Two actors share theater life together: John (the younger) compliments Robert (the older) in order to begin a mentor relationship. Starving for real connection, Robert pours his experience, talent, and eventually his life into John. As the relationship evolves romantically, we see theater life on stage and off: their struggles, revelations, shared victories. Robert teaches John who eagerly learns. But as Robert puts it: everything is ephemeral. The relationship slowly dies as John begins to outgrow his fading teacher. By the end Robert is an old actor who has lost everything he values most: job competency, aspirations to make a difference, real connection. John is on that same actors’ tread mill completely unaware that he could end up exactly the same and not at all sympathetic to his now “just a friend.”
A sad drama with funny moments: the alien scene was hilarious, especially when Robert threw his salad tongs like a 3 year old having a tantrum. Or when Robert wouldn’t leave the theater when John was practicing, or the many times Robert over acted when “on stage.”
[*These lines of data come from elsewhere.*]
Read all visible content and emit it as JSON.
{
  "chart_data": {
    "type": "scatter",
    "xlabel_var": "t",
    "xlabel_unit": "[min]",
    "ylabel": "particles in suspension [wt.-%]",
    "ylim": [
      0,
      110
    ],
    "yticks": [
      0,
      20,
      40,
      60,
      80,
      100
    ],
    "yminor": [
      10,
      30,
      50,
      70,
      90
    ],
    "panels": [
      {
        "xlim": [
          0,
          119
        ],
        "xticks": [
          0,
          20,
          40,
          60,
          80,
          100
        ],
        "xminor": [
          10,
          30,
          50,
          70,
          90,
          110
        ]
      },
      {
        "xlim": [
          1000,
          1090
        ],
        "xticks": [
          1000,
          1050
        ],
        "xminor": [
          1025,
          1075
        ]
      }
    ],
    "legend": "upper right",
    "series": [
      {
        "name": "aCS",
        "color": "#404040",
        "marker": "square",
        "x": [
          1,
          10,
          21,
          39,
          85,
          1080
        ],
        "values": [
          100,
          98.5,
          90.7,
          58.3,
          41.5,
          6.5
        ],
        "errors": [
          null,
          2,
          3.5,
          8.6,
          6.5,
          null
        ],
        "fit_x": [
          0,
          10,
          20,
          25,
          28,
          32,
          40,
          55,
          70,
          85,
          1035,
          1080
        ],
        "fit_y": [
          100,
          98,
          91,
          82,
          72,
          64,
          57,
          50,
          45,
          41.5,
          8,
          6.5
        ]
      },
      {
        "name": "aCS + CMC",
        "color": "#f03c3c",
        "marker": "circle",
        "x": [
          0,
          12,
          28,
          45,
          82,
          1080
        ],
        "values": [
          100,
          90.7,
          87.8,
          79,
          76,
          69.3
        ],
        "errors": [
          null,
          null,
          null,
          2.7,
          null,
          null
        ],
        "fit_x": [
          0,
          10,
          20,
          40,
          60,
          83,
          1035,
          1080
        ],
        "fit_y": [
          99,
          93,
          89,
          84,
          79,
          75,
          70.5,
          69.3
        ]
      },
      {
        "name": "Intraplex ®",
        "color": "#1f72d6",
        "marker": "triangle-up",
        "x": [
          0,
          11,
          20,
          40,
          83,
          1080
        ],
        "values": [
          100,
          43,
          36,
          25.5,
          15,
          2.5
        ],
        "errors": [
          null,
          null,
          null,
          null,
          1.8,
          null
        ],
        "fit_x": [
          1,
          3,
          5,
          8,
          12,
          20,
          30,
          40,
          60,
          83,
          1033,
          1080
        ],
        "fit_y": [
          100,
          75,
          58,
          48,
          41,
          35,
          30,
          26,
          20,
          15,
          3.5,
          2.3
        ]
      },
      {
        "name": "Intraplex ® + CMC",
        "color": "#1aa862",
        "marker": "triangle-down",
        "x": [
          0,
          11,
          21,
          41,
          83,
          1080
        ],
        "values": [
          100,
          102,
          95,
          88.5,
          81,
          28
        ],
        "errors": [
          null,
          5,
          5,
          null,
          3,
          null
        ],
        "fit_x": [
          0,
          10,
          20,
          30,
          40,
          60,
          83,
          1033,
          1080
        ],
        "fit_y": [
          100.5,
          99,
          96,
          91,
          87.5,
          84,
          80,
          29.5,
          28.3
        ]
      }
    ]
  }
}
Theater, like any other profession, has its ups and downs. Being an actor/director myself, I could identify with wanting: real lasting connections, acting proficiency and satisfaction, mentoring younger actors, etc. But I felt blue afterwards because the playwright showed what I know all too well about theater: lasting relationships with fellow actors are rare, eventually most actors slow down to the point of incompetency, there is virtually no dignity in growing old as an actor since the younger actors don’t understand you, and really wish you’d just move out of the way...sounds like corporate America...or just America.
1-10 Scale: 11-fantastic acting, scenery, stagehands, 7-script and statement, 3-feeling happy afterwards. PG13+ for adult themes, much profanity, smoking and homosexual actions.